Stevens is also a tall, strong passer and he proved his accuracy over this year’s spring game completing 17-of-24 passes for 216 yards and three touchdowns (according to CNS Philly). He had a similar skill set to McSorley, but Stevens doesn’t have the experience.

He was just a redshirt freshman to McSorley, who was a redshirt sophomore during last offseason’s battle. McSorley’s experience against Georgia in the Taxslayer Bowl and strong spring were enough to seal the job.

Although Stevens held a clipboard last year, he put that his skill display over the last year. He may not be the second best QB in the Big Ten as one writer suggests, but Stevens performance is promising for the future.

The soon-to-be sophomore didn’t see many snaps in 2016, but I’d expect that number to rise in 2017. Whether it be late-game snaps or packages that utilize his skills, Franklin will want him around.

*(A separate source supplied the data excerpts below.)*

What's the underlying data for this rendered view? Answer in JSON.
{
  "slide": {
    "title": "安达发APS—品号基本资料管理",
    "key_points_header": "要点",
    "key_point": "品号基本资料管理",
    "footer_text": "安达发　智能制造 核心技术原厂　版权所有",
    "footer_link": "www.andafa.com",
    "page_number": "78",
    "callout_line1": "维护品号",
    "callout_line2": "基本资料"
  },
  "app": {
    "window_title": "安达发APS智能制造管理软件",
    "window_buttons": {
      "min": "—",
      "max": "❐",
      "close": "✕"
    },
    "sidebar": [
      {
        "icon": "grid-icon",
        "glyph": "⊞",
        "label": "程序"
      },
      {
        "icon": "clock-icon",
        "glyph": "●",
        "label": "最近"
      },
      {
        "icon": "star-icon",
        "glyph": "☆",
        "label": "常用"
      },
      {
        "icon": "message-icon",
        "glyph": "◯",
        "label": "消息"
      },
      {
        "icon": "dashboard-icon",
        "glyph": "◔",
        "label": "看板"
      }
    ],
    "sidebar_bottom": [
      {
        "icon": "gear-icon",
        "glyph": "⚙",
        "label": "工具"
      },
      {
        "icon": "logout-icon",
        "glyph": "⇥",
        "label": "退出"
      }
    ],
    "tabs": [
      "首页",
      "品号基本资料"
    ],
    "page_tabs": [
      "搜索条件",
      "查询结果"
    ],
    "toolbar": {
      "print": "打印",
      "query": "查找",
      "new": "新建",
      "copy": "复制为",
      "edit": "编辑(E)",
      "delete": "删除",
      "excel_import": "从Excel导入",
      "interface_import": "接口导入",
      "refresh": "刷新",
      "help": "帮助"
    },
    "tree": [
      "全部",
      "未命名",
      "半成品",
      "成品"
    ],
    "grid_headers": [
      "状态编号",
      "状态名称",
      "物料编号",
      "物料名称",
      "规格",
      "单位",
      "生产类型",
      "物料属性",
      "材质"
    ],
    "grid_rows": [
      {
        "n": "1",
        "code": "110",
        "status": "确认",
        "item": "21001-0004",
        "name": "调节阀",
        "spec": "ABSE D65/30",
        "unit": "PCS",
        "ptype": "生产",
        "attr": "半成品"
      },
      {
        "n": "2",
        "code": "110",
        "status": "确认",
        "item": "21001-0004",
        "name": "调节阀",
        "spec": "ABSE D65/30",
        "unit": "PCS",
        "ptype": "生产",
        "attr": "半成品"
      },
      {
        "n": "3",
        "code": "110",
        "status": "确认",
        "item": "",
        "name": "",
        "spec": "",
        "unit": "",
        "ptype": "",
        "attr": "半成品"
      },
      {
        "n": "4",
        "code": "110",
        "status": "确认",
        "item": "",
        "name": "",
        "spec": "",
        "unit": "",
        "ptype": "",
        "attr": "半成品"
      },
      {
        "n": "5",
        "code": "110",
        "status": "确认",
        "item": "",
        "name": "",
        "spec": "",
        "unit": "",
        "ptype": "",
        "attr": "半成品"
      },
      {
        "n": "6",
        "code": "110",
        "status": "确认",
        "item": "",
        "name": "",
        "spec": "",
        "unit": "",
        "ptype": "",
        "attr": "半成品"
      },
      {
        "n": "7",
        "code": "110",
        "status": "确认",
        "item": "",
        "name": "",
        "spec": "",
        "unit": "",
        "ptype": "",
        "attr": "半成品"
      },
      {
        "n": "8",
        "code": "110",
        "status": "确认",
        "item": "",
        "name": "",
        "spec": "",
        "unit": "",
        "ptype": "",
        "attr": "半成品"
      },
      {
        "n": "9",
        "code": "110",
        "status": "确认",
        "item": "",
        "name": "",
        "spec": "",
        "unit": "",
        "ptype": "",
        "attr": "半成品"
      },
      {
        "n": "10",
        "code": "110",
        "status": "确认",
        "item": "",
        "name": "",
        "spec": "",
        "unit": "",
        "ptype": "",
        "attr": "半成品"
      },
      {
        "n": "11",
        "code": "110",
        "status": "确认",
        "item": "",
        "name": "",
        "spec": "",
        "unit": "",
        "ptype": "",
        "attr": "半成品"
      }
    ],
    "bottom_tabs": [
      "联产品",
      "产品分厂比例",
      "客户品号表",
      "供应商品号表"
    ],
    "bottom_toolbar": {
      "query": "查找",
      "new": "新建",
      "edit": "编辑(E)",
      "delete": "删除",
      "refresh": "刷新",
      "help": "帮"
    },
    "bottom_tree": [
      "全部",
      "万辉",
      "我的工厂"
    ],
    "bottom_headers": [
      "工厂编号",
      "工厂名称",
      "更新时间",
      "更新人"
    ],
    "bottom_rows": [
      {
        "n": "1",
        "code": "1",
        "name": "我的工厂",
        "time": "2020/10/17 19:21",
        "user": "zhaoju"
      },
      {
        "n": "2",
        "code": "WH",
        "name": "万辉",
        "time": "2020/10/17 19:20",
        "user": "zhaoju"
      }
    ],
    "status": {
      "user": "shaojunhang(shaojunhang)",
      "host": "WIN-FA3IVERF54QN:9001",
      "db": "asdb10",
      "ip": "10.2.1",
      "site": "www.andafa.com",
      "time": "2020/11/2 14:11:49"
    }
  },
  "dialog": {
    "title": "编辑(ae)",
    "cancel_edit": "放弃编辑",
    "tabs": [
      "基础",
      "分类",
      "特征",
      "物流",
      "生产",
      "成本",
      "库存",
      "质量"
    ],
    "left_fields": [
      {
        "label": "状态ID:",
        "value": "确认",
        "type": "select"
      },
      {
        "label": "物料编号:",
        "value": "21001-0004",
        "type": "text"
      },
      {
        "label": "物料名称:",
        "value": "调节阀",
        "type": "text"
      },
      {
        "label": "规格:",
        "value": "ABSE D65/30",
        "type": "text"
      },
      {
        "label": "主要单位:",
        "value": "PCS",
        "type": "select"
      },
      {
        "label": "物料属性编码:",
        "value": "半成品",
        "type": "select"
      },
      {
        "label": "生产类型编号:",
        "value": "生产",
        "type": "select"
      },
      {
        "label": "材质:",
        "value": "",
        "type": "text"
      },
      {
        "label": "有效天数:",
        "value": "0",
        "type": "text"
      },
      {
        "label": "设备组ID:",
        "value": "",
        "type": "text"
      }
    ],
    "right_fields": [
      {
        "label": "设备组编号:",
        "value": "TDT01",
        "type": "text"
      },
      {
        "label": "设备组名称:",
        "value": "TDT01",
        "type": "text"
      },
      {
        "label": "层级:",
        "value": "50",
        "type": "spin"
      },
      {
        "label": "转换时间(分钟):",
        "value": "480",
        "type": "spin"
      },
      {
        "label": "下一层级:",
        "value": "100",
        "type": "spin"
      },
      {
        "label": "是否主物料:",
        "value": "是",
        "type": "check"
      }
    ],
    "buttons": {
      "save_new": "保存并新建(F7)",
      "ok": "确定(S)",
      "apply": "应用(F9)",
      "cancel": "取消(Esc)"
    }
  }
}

If he stays until McSorley graduates, the Nittany Lions could be national title contenders for at least the next three years.

McSorley led the Nittany Lions to a Big Ten title and an 11-3 season. He fully embraced Joe Moorehead’s downfield offense ending the season with 3,614 yards, 26 touchdowns on 9.3 yards per attempt.

He’ll be back in the driver’s seat the next two years and a Heisman Trophy candidate. Regardless, if he goes down due to injury or sees his play digress, Penn State has one of the best backup plans in college football.